L’affaire concerne la mort de l’épouse du requérant à l’issue de l’opération chirurgicale d’un fibrome utérin. L’opération a été conduite après que deux gynécologues eurent diagnostiqué un fibrome utérin sur la femme du requérant. Quatre jours après l’opération, atteinte de fièvre et de nausée, elle fut de nouveau hospitalisée. Son état de santé se dégrada fortement et Mme Öztürk décéda d’une hépatite toxique et d’un sepsis.

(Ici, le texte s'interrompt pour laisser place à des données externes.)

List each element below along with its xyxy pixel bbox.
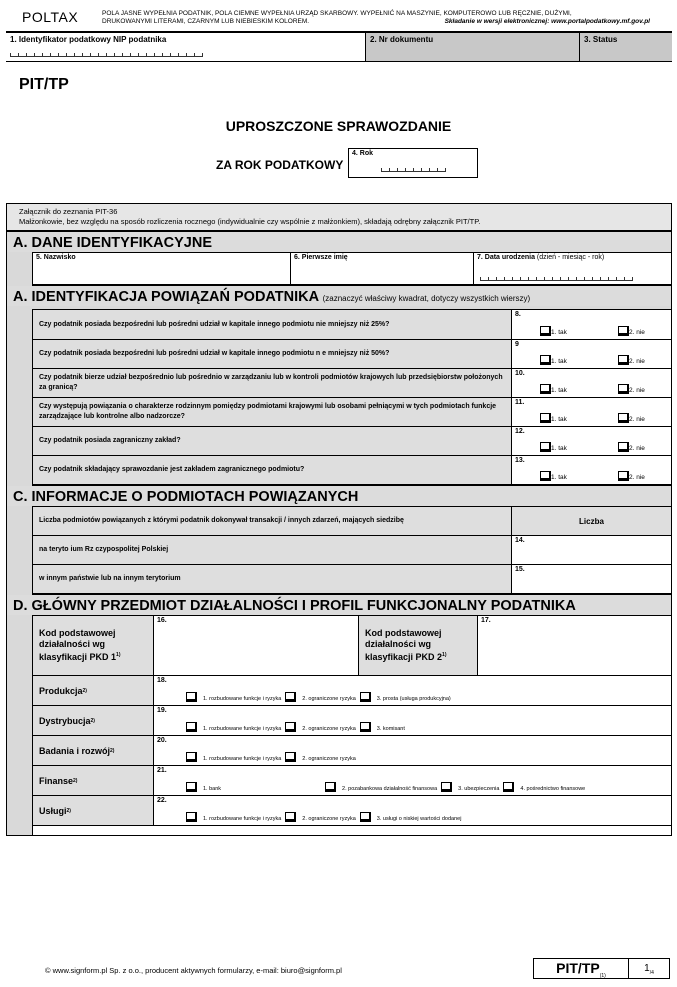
field-number: 14. xyxy=(515,537,525,544)
profile-label: Dystrybucja 2) xyxy=(33,706,154,735)
profile-option[interactable]: 4. pośrednictwo finansowe xyxy=(503,782,585,792)
section-d-bottom xyxy=(33,825,671,835)
attachment-intro xyxy=(7,204,671,232)
field-number: 12. xyxy=(515,428,525,435)
profile-label: Finanse 2) xyxy=(33,766,154,795)
checkbox-icon[interactable] xyxy=(618,413,629,423)
answer-cell xyxy=(511,310,671,339)
profile-option[interactable]: 3. ubezpieczenia xyxy=(441,782,499,792)
section-b-subtitle: (zaznaczyć właściwy kwadrat, dotyczy wszystkich wierszy) xyxy=(322,294,531,303)
answer-cell xyxy=(511,427,671,455)
profile-label: Produkcja 2) xyxy=(33,676,154,705)
profile-option[interactable]: 1. rozbudowane funkcje i ryzyka xyxy=(186,752,281,762)
pkd1-label: Kod podstawowej działalności wg klasyfikacji PKD 1$^{1)}$ xyxy=(33,616,154,675)
option-no[interactable]: 2. nie xyxy=(618,471,645,481)
profile-option[interactable]: 1. rozbudowane funkcje i ryzyka xyxy=(186,722,281,732)
first-name-field[interactable] xyxy=(291,253,474,284)
profile-option[interactable]: 3. komisant xyxy=(360,722,405,732)
birth-date-hint: (dzień - miesiąc - rok) xyxy=(536,254,605,261)
checkbox-icon[interactable] xyxy=(618,471,629,481)
checkbox-icon[interactable] xyxy=(186,722,197,732)
profile-label: Usługi 2) xyxy=(33,796,154,825)
option-no[interactable]: 2. nie xyxy=(618,326,645,336)
checkbox-icon[interactable] xyxy=(540,471,551,481)
checkbox-icon[interactable] xyxy=(186,782,197,792)
year-field[interactable] xyxy=(348,148,478,178)
profile-option[interactable]: 2. ograniczone ryzyka xyxy=(285,722,356,732)
footer-form-code: PIT/$TP_{(1)}$ xyxy=(534,959,629,978)
option-yes[interactable]: 1. tak xyxy=(540,326,567,336)
profile-options-cell xyxy=(154,736,671,765)
tax-year-label: ZA ROK PODATKOWY xyxy=(216,158,344,172)
instructions-line-1: POLA JASNE WYPEŁNIA PODATNIK, POLA CIEMNE WYPEŁNIA URZĄD SKARBOWY. WYPEŁNIĆ NA MASZYNIE, KOMPUTEROWO LUB RĘCZNIE, DUŻYMI, xyxy=(102,10,572,17)
option-yes[interactable]: 1. tak xyxy=(540,442,567,452)
answer-cell xyxy=(511,456,671,484)
checkbox-icon[interactable] xyxy=(503,782,514,792)
profile-option[interactable]: 2. ograniczone ryzyka xyxy=(285,812,356,822)
checkbox-icon[interactable] xyxy=(540,384,551,394)
option-no[interactable]: 2. nie xyxy=(618,413,645,423)
section-b-title: A. IDENTYFIKACJA POWIĄZAŃ PODATNIKA xyxy=(13,289,319,305)
pkd2-field[interactable] xyxy=(478,616,671,675)
functional-profile-row xyxy=(33,795,671,825)
section-a-fields xyxy=(32,252,671,286)
question-row xyxy=(33,339,671,368)
option-yes[interactable]: 1. tak xyxy=(540,471,567,481)
profile-options-cell xyxy=(154,706,671,735)
profile-option[interactable]: 3. usługi o niskiej wartości dodanej xyxy=(360,812,462,822)
form-body xyxy=(6,203,672,836)
year-digit-ticks xyxy=(381,168,446,172)
field-number: 15. xyxy=(515,566,525,573)
functional-profile-row xyxy=(33,735,671,765)
related-entities-abroad-row xyxy=(33,564,671,593)
field-number: 18. xyxy=(157,677,167,684)
option-no[interactable]: 2. nie xyxy=(618,355,645,365)
document-number-label: 2. Nr dokumentu xyxy=(370,35,434,44)
section-d-table xyxy=(32,615,671,835)
checkbox-icon[interactable] xyxy=(285,722,296,732)
field-number: 20. xyxy=(157,737,167,744)
related-entities-poland-field[interactable] xyxy=(511,536,671,564)
question-text: Czy podatnik składający sprawozdanie jest zakładem zagranicznego podmiotu? xyxy=(33,456,511,484)
question-text: Czy podatnik posiada bezpośredni lub pośredni udział w kapitale innego podmiotu n e mniejszy niż 50%? xyxy=(33,340,511,368)
related-entities-abroad-label: w innym państwie lub na innym terytorium xyxy=(33,565,511,593)
intro-line-1: Załącznik do zeznania PIT-36 xyxy=(19,207,118,216)
page-number: $1_{/4}$ xyxy=(644,963,654,976)
electronic-filing-note: Składanie w wersji elektronicznej: www.portalpodatkowy.mf.gov.pl xyxy=(444,18,650,25)
footer-page-box xyxy=(533,958,670,979)
profile-option[interactable]: 1. rozbudowane funkcje i ryzyka xyxy=(186,812,281,822)
checkbox-icon[interactable] xyxy=(618,442,629,452)
profile-option[interactable]: 2. ograniczone ryzyka xyxy=(285,692,356,702)
checkbox-icon[interactable] xyxy=(325,782,336,792)
answer-cell xyxy=(511,369,671,397)
field-number: 17. xyxy=(481,617,491,624)
field-number: 22. xyxy=(157,797,167,804)
question-text: Czy podatnik posiada bezpośredni lub pośredni udział w kapitale innego podmiotu nie mniejszy niż 25%? xyxy=(33,310,511,339)
checkbox-icon[interactable] xyxy=(540,442,551,452)
question-row xyxy=(33,455,671,484)
answer-cell xyxy=(511,340,671,368)
section-c-table xyxy=(32,506,671,595)
section-c-header-row xyxy=(33,506,671,535)
profile-option[interactable]: 1. bank xyxy=(186,782,221,792)
section-d-heading: D. GŁÓWNY PRZEDMIOT DZIAŁALNOŚCI I PROFIL FUNKCJONALNY PODATNIKA xyxy=(7,595,671,615)
section-a-heading: A. DANE IDENTYFIKACYJNE xyxy=(7,232,671,252)
field-number: 11. xyxy=(515,399,525,406)
checkbox-icon[interactable] xyxy=(360,692,371,702)
field-number: 10. xyxy=(515,370,525,377)
checkbox-icon[interactable] xyxy=(540,413,551,423)
section-b-questions xyxy=(32,309,671,486)
question-row xyxy=(33,310,671,339)
first-name-label: 6. Pierwsze imię xyxy=(294,254,348,261)
functional-profile-row xyxy=(33,705,671,735)
checkbox-icon[interactable] xyxy=(540,326,551,336)
question-text: Czy podatnik bierze udział bezpośrednio lub pośrednio w zarządzaniu lub w kontroli podmiotów krajowych lub przedsiębiorstw położonych za granicą? xyxy=(33,369,511,397)
form-title: UPROSZCZONE SPRAWOZDANIE xyxy=(225,118,452,134)
profile-option[interactable]: 3. prosta (usługa produkcyjna) xyxy=(360,692,451,702)
checkbox-icon[interactable] xyxy=(618,355,629,365)
field-number: 19. xyxy=(157,707,167,714)
answer-cell xyxy=(511,398,671,426)
checkbox-icon[interactable] xyxy=(186,692,197,702)
profile-label: Badania i rozwój 2) xyxy=(33,736,154,765)
profile-option[interactable]: 2. pozabankowa działalność finansowa xyxy=(325,782,437,792)
checkbox-icon[interactable] xyxy=(285,812,296,822)
year-field-label: 4. Rok xyxy=(352,150,374,157)
field-number: 8. xyxy=(515,311,521,318)
nip-field[interactable] xyxy=(6,33,366,61)
profile-options-cell xyxy=(154,796,671,825)
checkbox-icon[interactable] xyxy=(618,326,629,336)
checkbox-icon[interactable] xyxy=(285,752,296,762)
nip-digit-ticks xyxy=(10,53,203,57)
checkbox-icon[interactable] xyxy=(618,384,629,394)
fill-instructions xyxy=(102,10,662,26)
birth-date-ticks xyxy=(480,277,633,281)
field-number: 21. xyxy=(157,767,167,774)
section-c-header-text: Liczba podmiotów powiązanych z którymi podatnik dokonywał transakcji / innych zdarzeń, mających siedzibę xyxy=(33,507,511,535)
surname-label: 5. Nazwisko xyxy=(36,254,76,261)
nip-field-label: 1. Identyfikator podatkowy NIP podatnika xyxy=(10,35,167,44)
brand-logo: POLTAX xyxy=(22,9,79,25)
pkd1-field[interactable] xyxy=(154,616,359,675)
intro-line-2: Małżonkowie, bez względu na sposób rozliczenia rocznego (indywidualnie czy wspólnie z małżonkiem), składają odrębny załącznik PIT/TP. xyxy=(19,217,481,226)
option-yes[interactable]: 1. tak xyxy=(540,413,567,423)
question-row xyxy=(33,397,671,426)
related-entities-poland-label: na teryto ium Rz czypospolitej Polskiej xyxy=(33,536,511,564)
profile-options-cell xyxy=(154,766,671,795)
checkbox-icon[interactable] xyxy=(441,782,452,792)
option-yes[interactable]: 1. tak xyxy=(540,384,567,394)
checkbox-icon[interactable] xyxy=(540,355,551,365)
form-code: PIT/TP xyxy=(19,76,69,93)
question-row xyxy=(33,426,671,455)
profile-option[interactable]: 1. rozbudowane funkcje i ryzyka xyxy=(186,692,281,702)
pkd-codes-row xyxy=(33,615,671,675)
option-no[interactable]: 2. nie xyxy=(618,384,645,394)
related-entities-abroad-field[interactable] xyxy=(511,565,671,593)
option-no[interactable]: 2. nie xyxy=(618,442,645,452)
question-row xyxy=(33,368,671,397)
checkbox-icon[interactable] xyxy=(186,752,197,762)
profile-option[interactable]: 2. ograniczone ryzyka xyxy=(285,752,356,762)
checkbox-icon[interactable] xyxy=(285,692,296,702)
section-c-heading: C. INFORMACJE O PODMIOTACH POWIĄZANYCH xyxy=(7,486,671,506)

M. Öztürk déposa une plainte pénale contre le médecin qui avait opéré son épouse pour négligence et imprudence ayant entraîné la mort. Le tribunal correctionnel décida sur le fondement du rapport d’expertise de condamner le médecin à une peine d’emprisonnement de 6 mois, laquelle fut commuée en une peine d’amende avec sursis à exécution.Par la suite, lorsque l’affaire a été renvoyée à cette juridiction, la procédure pénale était forclose en raison de l’expiration du délai de prescription. La demande additionnelle en réparation contre le même médecin a finalement été rejetée. 

M. Öztürk allègue que les circonstances du décès de son épouse ont emporté violation de la Convention. Il déplore enfin la durée des procédures engagées devant les juridictions nationales.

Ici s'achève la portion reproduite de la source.